Benefits for female dogs:

  • Female dogs usually come into season for about three weeks twice a year. At this time they can become pregnant and will produce a bloody discharge. Neutering prevents the risk of unwanted litters and the mess of dealing with seasons.
  • Pregnancy and delivery can be a health risk for dogs, particular brachycephalic breeds which often require a caesarean.
  • Neutering can prevent some cancers and pyometra, an infection of the womb which can be fatal and requires expensive surgery to treat.
  • Unneutered female dogs are also at a high risk of developing mammary tumours.

When to neuter your dog:

Most dogs can be neutered from six months of age. There are, however, a number of factors to consider:

  • Breed: If your dog is a large breed, your vet may recommend waiting slightly longer.
  • Weight: Your dog needs to be a healthy weight to undergo surgery.
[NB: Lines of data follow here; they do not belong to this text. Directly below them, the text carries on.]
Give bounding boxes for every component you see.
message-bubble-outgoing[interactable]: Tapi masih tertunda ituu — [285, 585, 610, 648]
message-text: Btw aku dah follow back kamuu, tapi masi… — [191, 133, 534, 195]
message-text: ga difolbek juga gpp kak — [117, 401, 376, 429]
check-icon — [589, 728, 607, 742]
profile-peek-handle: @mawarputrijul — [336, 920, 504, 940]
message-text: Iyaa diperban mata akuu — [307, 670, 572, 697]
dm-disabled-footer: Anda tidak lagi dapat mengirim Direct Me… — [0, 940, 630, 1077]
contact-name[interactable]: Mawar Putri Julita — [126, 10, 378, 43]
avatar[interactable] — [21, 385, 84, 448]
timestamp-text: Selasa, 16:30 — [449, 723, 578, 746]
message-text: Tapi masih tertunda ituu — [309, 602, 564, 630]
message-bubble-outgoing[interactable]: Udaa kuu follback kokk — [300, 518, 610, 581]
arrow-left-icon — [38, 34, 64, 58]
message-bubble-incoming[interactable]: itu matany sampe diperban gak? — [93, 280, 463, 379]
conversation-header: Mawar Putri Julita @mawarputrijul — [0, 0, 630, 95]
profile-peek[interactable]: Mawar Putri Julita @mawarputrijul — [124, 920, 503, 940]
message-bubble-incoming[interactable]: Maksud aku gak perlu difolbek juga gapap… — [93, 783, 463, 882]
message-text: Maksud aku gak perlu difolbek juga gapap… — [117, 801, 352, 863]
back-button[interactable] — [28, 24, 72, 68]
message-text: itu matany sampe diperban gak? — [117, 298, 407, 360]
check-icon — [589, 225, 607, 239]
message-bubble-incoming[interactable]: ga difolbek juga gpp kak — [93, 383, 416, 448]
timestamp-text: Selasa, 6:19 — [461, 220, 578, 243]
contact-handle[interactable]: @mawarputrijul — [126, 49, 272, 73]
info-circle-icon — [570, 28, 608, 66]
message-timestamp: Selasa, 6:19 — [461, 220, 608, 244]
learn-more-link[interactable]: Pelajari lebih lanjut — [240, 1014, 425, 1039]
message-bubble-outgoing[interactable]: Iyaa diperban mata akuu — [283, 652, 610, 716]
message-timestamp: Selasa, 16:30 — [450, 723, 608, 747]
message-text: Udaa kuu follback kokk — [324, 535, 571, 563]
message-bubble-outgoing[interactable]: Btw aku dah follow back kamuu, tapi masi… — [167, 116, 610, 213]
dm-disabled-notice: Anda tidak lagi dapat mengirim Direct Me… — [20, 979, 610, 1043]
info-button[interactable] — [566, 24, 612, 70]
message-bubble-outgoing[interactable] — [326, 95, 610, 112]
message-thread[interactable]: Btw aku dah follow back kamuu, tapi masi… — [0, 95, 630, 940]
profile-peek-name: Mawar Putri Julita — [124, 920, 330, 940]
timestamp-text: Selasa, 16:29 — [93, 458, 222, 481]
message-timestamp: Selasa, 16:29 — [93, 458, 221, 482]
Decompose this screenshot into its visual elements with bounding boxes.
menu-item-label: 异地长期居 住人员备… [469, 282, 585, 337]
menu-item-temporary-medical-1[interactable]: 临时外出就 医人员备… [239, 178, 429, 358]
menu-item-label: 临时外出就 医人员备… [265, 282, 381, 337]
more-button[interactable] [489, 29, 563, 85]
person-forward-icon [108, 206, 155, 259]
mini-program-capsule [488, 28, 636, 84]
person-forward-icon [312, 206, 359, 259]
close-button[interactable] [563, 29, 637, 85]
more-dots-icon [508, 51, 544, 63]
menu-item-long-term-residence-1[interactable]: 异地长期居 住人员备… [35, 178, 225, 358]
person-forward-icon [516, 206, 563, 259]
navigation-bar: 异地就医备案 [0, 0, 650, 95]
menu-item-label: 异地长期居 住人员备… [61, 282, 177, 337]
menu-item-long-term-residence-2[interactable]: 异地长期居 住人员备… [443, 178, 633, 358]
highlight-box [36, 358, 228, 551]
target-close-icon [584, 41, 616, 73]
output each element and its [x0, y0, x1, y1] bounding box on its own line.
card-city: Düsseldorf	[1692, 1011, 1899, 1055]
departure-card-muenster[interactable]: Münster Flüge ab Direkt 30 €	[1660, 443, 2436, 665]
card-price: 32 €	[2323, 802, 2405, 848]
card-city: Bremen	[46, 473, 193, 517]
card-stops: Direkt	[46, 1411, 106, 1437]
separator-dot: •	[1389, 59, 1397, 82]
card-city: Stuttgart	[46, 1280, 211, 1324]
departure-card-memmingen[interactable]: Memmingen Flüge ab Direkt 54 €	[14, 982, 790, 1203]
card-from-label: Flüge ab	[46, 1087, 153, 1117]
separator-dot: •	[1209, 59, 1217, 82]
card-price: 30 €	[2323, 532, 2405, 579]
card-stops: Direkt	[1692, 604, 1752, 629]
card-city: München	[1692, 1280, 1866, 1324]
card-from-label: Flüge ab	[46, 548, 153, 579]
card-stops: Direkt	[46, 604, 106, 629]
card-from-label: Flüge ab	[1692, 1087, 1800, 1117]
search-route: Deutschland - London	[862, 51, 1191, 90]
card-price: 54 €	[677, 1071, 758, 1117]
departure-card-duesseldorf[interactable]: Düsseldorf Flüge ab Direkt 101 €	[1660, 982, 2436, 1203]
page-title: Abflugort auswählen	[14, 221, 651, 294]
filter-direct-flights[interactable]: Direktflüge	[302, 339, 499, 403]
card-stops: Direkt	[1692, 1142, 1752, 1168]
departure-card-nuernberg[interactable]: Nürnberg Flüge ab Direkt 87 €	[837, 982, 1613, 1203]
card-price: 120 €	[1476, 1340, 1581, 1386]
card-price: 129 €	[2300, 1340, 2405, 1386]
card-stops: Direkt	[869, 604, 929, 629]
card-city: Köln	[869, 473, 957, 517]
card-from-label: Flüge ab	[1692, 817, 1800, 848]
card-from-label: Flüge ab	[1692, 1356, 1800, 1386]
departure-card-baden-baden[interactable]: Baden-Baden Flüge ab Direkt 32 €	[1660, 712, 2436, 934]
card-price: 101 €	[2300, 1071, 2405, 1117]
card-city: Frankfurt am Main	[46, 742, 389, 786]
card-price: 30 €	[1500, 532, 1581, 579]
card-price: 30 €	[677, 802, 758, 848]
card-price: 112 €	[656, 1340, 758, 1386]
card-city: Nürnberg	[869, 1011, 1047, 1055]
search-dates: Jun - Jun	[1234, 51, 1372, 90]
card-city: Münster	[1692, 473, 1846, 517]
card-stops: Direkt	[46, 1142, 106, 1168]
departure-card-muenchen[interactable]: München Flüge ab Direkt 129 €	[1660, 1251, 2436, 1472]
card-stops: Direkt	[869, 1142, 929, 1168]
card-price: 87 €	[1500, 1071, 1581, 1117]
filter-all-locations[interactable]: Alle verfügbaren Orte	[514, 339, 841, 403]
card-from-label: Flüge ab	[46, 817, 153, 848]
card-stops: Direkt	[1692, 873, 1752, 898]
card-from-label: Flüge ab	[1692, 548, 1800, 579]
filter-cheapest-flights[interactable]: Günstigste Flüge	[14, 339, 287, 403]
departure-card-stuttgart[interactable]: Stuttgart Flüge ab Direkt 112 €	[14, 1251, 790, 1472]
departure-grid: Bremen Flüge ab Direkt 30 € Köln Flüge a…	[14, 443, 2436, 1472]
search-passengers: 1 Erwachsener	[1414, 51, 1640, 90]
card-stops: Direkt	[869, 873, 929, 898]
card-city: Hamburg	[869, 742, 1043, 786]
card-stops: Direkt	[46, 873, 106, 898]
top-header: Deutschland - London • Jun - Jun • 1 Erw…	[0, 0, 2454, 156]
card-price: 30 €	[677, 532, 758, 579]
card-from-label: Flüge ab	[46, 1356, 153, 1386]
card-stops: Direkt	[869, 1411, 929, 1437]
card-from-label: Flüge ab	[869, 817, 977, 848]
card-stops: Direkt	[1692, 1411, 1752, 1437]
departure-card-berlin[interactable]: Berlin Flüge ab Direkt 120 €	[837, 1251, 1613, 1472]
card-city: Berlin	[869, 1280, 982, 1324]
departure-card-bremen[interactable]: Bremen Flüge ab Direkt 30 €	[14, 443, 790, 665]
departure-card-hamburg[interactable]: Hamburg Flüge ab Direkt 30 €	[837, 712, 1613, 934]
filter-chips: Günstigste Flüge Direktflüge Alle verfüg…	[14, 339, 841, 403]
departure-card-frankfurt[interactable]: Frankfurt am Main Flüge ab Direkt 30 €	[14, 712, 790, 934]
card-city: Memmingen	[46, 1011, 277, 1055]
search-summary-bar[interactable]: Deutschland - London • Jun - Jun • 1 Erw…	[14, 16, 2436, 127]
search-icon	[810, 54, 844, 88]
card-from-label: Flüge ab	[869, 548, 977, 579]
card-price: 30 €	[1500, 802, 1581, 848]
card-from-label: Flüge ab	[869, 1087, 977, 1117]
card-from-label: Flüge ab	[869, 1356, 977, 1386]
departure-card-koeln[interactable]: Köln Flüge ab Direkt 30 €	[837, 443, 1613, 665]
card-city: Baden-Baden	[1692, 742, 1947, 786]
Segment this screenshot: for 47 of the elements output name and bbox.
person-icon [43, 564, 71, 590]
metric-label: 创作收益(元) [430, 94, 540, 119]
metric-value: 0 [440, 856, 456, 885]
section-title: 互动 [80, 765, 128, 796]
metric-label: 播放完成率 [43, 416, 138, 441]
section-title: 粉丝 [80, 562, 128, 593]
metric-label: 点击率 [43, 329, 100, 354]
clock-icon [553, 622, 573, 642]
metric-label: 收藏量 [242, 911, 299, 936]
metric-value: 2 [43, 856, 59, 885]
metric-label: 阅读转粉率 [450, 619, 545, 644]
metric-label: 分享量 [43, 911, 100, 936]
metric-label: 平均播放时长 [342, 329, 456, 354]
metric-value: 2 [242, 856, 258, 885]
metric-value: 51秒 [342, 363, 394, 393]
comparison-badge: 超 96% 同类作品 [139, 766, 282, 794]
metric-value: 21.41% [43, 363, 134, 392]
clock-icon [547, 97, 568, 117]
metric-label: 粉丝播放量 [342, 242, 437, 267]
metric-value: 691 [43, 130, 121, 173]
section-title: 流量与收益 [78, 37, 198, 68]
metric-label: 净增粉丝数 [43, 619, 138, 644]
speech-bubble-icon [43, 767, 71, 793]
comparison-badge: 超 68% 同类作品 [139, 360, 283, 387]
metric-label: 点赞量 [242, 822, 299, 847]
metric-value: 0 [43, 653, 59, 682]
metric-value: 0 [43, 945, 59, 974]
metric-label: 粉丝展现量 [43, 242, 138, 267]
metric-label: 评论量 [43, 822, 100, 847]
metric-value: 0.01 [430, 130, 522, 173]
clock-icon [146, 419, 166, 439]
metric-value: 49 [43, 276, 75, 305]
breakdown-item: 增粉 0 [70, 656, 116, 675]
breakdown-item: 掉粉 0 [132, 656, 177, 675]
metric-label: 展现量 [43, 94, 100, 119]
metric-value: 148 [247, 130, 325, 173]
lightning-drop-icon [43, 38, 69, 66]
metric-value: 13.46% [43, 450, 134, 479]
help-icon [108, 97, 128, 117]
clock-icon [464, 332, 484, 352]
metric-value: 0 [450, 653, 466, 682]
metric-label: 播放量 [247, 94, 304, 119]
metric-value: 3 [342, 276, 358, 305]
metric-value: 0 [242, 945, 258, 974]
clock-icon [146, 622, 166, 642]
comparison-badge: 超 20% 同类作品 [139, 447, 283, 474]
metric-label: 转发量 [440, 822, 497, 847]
Overweight dogs have a higher anaesthetic risk and a higher chance of complications during surgery.
  • Being in season: If your dog is in season, it is best to wait until three months after her season ends to spay her. Some vets may also wish to wait until after your dog has had a season before spaying.
  • Health conditions: If your dog is suffering from other health conditions, or is currently on medication, this may change when it is best to neuter them.

Risks of neutering:

Neutering is a relatively safe, routine procedure. As with any operation, there is a small risk of complications during and after surgery.